Introduction: Pulmonary arterial hypertension (PAH) is a rare syndrome of fatigue and dyspnoea, caused by increased pulmonary vascular resistance and right heart failure without an identifiable pulmonary or cardiac cause. Despite important recent advances in treatment the condition remains incurable.
Background: Experimental animal models of PAH rely on hypoxic or monocrotaline injected rodents, the creation of left to right shunts in lambs or piglets, ligation of the ductus arteriosus in newborn lambs, genetically manipulated rodents and tissue culture. Hypoxic pulmonary hypertension is usually only moderate and limited to medial hypertrophy with varying degrees of adventitial change, but may progress to extensive remodelling in some species. Monocrotaline induced pulmonary hypertension is severe with prominent medial hypertrophy, inflammatory adventitial remodelling and, initially, pulmonary oedema and endothelial apoptosis. Pulmonary hypertension induced by shunting remains the most realistic model of PAH but causes only moderate increase in vascular resistance due to medial hypertrophy. Pulmonary hypertension of the newborn is severe but largely vasospastic, with predominant medial hypertrophy. An increasing number of genetically manipulated rodents are becoming available for the investigation of specific signalling pathways.
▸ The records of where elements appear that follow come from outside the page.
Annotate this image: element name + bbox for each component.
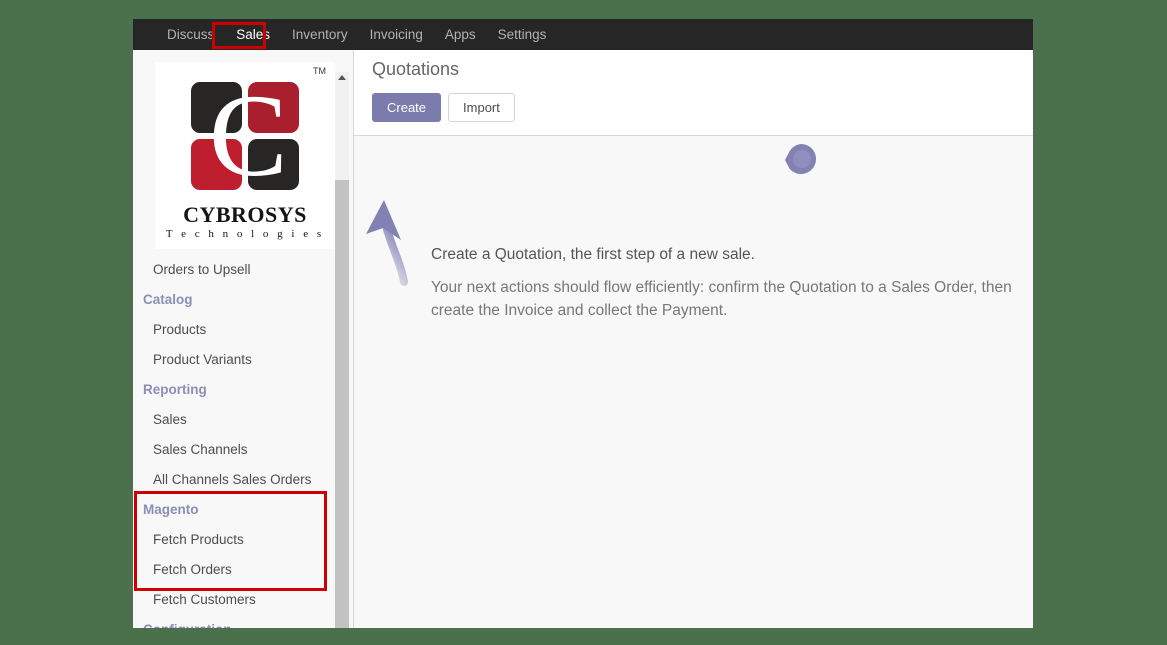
sidebar-group-configuration: Configuration xyxy=(133,615,341,628)
empty-state-headline: Create a Quotation, the first step of a … xyxy=(431,246,755,263)
curved-arrow-up-icon xyxy=(366,200,408,286)
create-button[interactable]: Create xyxy=(372,93,442,122)
sidebar-item-fetch-products[interactable]: Fetch Products xyxy=(133,525,341,555)
logo-company-name: CYBROSYS xyxy=(183,202,307,227)
sidebar-scrollbar-thumb[interactable] xyxy=(335,180,349,628)
trademark-symbol: TM xyxy=(313,66,326,76)
company-logo: C TM CYBROSYS T e c h n o l o g i e s xyxy=(155,62,335,249)
main-panel: Quotations Create Import Create a Quotat… xyxy=(354,50,1033,628)
logo-company-subtitle: T e c h n o l o g i e s xyxy=(165,228,325,240)
import-button[interactable]: Import xyxy=(448,93,515,122)
menu-item-invoicing[interactable]: Invoicing xyxy=(359,19,434,50)
menu-item-sales[interactable]: Sales xyxy=(225,19,281,50)
sidebar: C TM CYBROSYS T e c h n o l o g i e s Or… xyxy=(133,50,354,628)
menu-item-inventory[interactable]: Inventory xyxy=(281,19,359,50)
sidebar-group-reporting: Reporting xyxy=(143,382,207,397)
control-panel: Quotations Create Import xyxy=(354,50,1033,136)
application-window: Discuss Sales Inventory Invoicing Apps S… xyxy=(133,19,1033,628)
sidebar-item-fetch-customers[interactable]: Fetch Customers xyxy=(133,585,341,615)
application-body: C TM CYBROSYS T e c h n o l o g i e s Or… xyxy=(133,50,1033,628)
menu-item-settings[interactable]: Settings xyxy=(487,19,558,50)
sidebar-item-sales[interactable]: Sales xyxy=(133,405,341,435)
logo-mark-icon: C xyxy=(191,70,301,201)
sidebar-group-catalog: Catalog xyxy=(143,292,193,307)
sidebar-item-sales-channels[interactable]: Sales Channels xyxy=(133,435,341,465)
sidebar-item-product-variants[interactable]: Product Variants xyxy=(133,345,341,375)
empty-state-description: Your next actions should flow efficientl… xyxy=(431,279,1012,319)
sidebar-item-all-channels-sales-orders[interactable]: All Channels Sales Orders xyxy=(133,465,341,495)
sidebar-scrollbar[interactable] xyxy=(335,72,349,628)
menu-item-discuss[interactable]: Discuss xyxy=(156,19,225,50)
triangle-up-icon[interactable] xyxy=(338,75,346,80)
sidebar-menu: Orders to Upsell Catalog Products Produc… xyxy=(133,255,341,628)
sidebar-item-products[interactable]: Products xyxy=(133,315,341,345)
top-menu-bar: Discuss Sales Inventory Invoicing Apps S… xyxy=(133,19,1033,50)
logo-letter: C xyxy=(209,70,288,201)
sidebar-item-fetch-orders[interactable]: Fetch Orders xyxy=(133,555,341,585)
sidebar-group-magento: Magento xyxy=(143,502,199,517)
action-button-group: Create Import xyxy=(372,93,515,122)
empty-state: Create a Quotation, the first step of a … xyxy=(354,136,1033,628)
page-title: Quotations xyxy=(372,59,460,79)
sidebar-item-orders-to-upsell[interactable]: Orders to Upsell xyxy=(133,255,341,285)
menu-item-apps[interactable]: Apps xyxy=(434,19,487,50)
Viewpoint: While none of the models has yet reproduced PAH each allows investigation of a specific hypothesis. Recent progress has resulted from genetic manipulation and molecular and cellular approaches.
Conclusions: Animal models of PAH share basic biological abnormalities which, together with the study of lung tissue from patients with severe disease should lead to better understanding of the pathology and therapeutic innovation.